Peran pendidikan (tinggi) bukan saja amat besar, tetapi juga memiliki posisi strategis dalam nguri-nguri nilai dan budaya Jawa. Dibukanya program studi yang khusus menjadikan Jawa menjadi pokok studinya, seperti Pendidikan Bahasa dan Sastra Jawa di beberapa perguruan tinggi, menjadi angin segar bagi kita semua yang menginginkan budaya Jawa tetap eksis dalam masyarakat Jawa.

Pendidikan (tinggi) dengan tri-dharmanya—pendidikan, penelitian, dan pengabdian—akan dapat menggali, meyakinkan masyarakat penggunanya dengan metode-metode ilmiah, mengajarkan pada generasi selanjutnya mengenai bidang kajiannya itu. Budaya akademis yang menjadi imej sentral dalam pendidikan (tinggi) akan mendorong terciptanya tatanan masyarakat yang menjunjung nilai-nilai keilmiahan. Dengan begitu budaya Jawa akan matang bukan saja dalam ranah teori tetapi juga dalam praktik keseharian, setidaknya oleh para lulusannya.

Namun, menjadi pertanyaan kita semua: apakah pendidikan (tinggi) yang semacam itu akan diminati oleh pemuda Jawa masa kini? Pertanyaan selanjutnya yang muncul, bagaimana pendidikan (tinggi) itu kini dapat memainkan peran strategisnya dalam relung nasionalisme dan di tengah gempuran era globalisasi?

Pemerintah sebagai pengatur regulasi segala hal yang ada di negeri ini, peranannya juga turut diharapkan. Setidaknya pemerintah dapat mengatur penempatan lulusan dari pendidikan (tinggi) itu. Agar mereka—para lulusan—benar-benar diberdayakan pada lajur yang benar sesuai dengan bidang ilmu yang dipelajarinya, yakni tentang Jawa. Hal ini dimaksudkan agar tidak ada cerita pendidikan (tinggi) dengan jurusan berembel-embel ”J” sepi peminat atau malah tutup pada waktu tertentu setelah terjadi ledakan peminat yang menggila.
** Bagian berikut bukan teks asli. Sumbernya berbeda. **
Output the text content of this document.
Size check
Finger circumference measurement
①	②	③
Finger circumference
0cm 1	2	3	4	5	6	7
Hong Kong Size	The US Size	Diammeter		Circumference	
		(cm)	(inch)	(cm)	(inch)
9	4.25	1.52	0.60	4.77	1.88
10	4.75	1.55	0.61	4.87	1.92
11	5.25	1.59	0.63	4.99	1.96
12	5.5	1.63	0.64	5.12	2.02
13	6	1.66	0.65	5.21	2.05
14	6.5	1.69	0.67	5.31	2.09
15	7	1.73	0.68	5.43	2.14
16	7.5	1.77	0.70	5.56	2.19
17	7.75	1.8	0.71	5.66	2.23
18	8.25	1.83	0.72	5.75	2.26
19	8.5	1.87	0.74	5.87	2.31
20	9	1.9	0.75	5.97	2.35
Peran masyarakat pun sangat dibutuhkan. Masyarakat Jawa dengan kondisi seperti ini sangat butuh insan-insan yang sadar akan nilai luhur dan kebudayaan Jawa. Insan yang semacam itulah yang diharapkan mampu mendorong percepatan munculnya sikap yang mengombinasikan berbagai aspek seperti penguasaan kognisi (ilmu pengetahuan dan teknologi), afeksi (wisdom, self-correction, critical thinking and attitude) sebagai bagian pembentukan kultur yang menghimpun berbagai aspek kehidupan seperti norma dan identitas Jawa guna menghadapi berbagai persoalan pembangunan yang kian rumit di masa datang.
Karena itu, kita semua dari berbagai kalangan tidak boleh berpangku tangan. Membudayakan budaya Jawa dalam masyarakat Jawa lebih efektif bila dimulai dari kita sebagai pribadi Jawa yang tak mau luntur nilai-nilai luhur Jawanya. Disadari atau tidak sebagai bagian dari masyarakat Jawa, kita dilahirkan dari nenek moyang Jawa. Akankah kita melupakan nenek moyang kita? Jika ya, maukah kita dilupakan anak turun kita, kelak?